Sand and Gravel Update: Still No Deal as Both Sides Prepare for Possible Strike

August 2, 2017

The group of Sand & Gravel Teamsters gathers for a meeting at the Local 174 Union Hall

Yesterday morning, the auditorium at the Local 174 Union Hall was once again packed with an army of orange shirts, as employees from five Sand & Gravel companies – Cadman, Stoneway, CalPortland, Salmon Bay Sand & Gravel, and Lehigh Cement – all attended a 9:00AM meeting to discuss the status of their contract negotiations. The contract had expired at midnight the night before.

The status of their negotiations? “No deal,” Local 174 Secretary-Treasurer Rick Hicks told the assembled crowd. “We were at it until almost one o’clock in the morning last night. They gave us a last-best-and-final offer, that wasn’t even close to what you sent us to get. Not just in the money, but in the language that would protect your jobs.”

Teamsters in orange Rock Solid shirts listen to Local 174 Secretary-Treasurer Rick Hicks update them on negotiations

“These Employers were trying to convince us that even though Seattle keeps setting new construction records week after week, they aren’t making record profits,” Hicks continued, his voice laced with sarcasm. “Are you ready for this? They tried to tell us that skyscrapers aren’t built with concrete anymore. They’re built with wood and steel from China.”

The room erupted in laughter at that ridiculous statement. “These are the guys that pour the concrete. You can’t tell them buildings aren’t made with concrete and expect them to do anything but laugh,” Stoneway employee and rank-and-file Bargaining Committee member John Anderson said after the meeting ended. “We’re out there day and night pouring concrete to build buildings!
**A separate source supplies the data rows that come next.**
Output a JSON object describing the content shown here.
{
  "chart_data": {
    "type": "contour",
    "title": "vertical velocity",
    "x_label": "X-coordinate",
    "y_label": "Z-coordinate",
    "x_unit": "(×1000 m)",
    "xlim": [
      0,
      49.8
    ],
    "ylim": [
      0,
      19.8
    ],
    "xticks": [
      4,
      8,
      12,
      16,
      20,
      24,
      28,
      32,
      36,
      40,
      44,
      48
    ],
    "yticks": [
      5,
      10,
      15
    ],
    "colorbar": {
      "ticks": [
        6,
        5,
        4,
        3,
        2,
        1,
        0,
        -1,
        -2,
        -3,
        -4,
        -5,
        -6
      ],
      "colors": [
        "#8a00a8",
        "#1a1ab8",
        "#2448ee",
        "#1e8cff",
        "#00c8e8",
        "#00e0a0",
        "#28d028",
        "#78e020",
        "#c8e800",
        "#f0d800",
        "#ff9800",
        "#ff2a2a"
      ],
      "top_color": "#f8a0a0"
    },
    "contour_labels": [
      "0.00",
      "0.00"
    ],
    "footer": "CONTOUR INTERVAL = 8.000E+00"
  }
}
These guys are kidding us, right?”

A packed auditorium

The group responded to the Employers’ lowball last-best-and-final offer predictably: with a unanimous refusal to even vote on the offer.

After that, a huge group volunteered to help put together picket signs in preparation for the possibility of a strike. In fact, there were so many volunteers, the assembly lines were packed and there were still bodies to spare.

Still, everyone found a way to be useful. “I’m the moral support,” Stoneway employee and rank-and-file Bargaining Committee member Sean Stott announced. “You guys are doing a great job! Keep it up!” he shouted to his fellow Teamsters, and they all laughed.

A huge group of volunteers helps to assemble picket signs

As for the negotiations, they are continuing today. This morning, the rank-and-file Bargaining Committee along with representatives from Local 174 will be meeting once again with Company representatives, but this time they will have a mediator present to help the two sides reach a deal.

And what happens if a deal cannot be reached? “If these Employers won’t come to their senses and recognize that you can’t cry poor during the biggest boom you’ve ever had, and you can’t refuse to even address some of the most important proposals we’ve put forward, then those picket signs won’t just be a precaution anymore.”

“This group is 100% solid and ready to go,” he continued. “I hope these Employers realize that. This is a record-setting time for construction in Seattle, and this contract for our members will reflect a record-setting package. It’s time for the Employers to respect the skills and work that we perform for them.”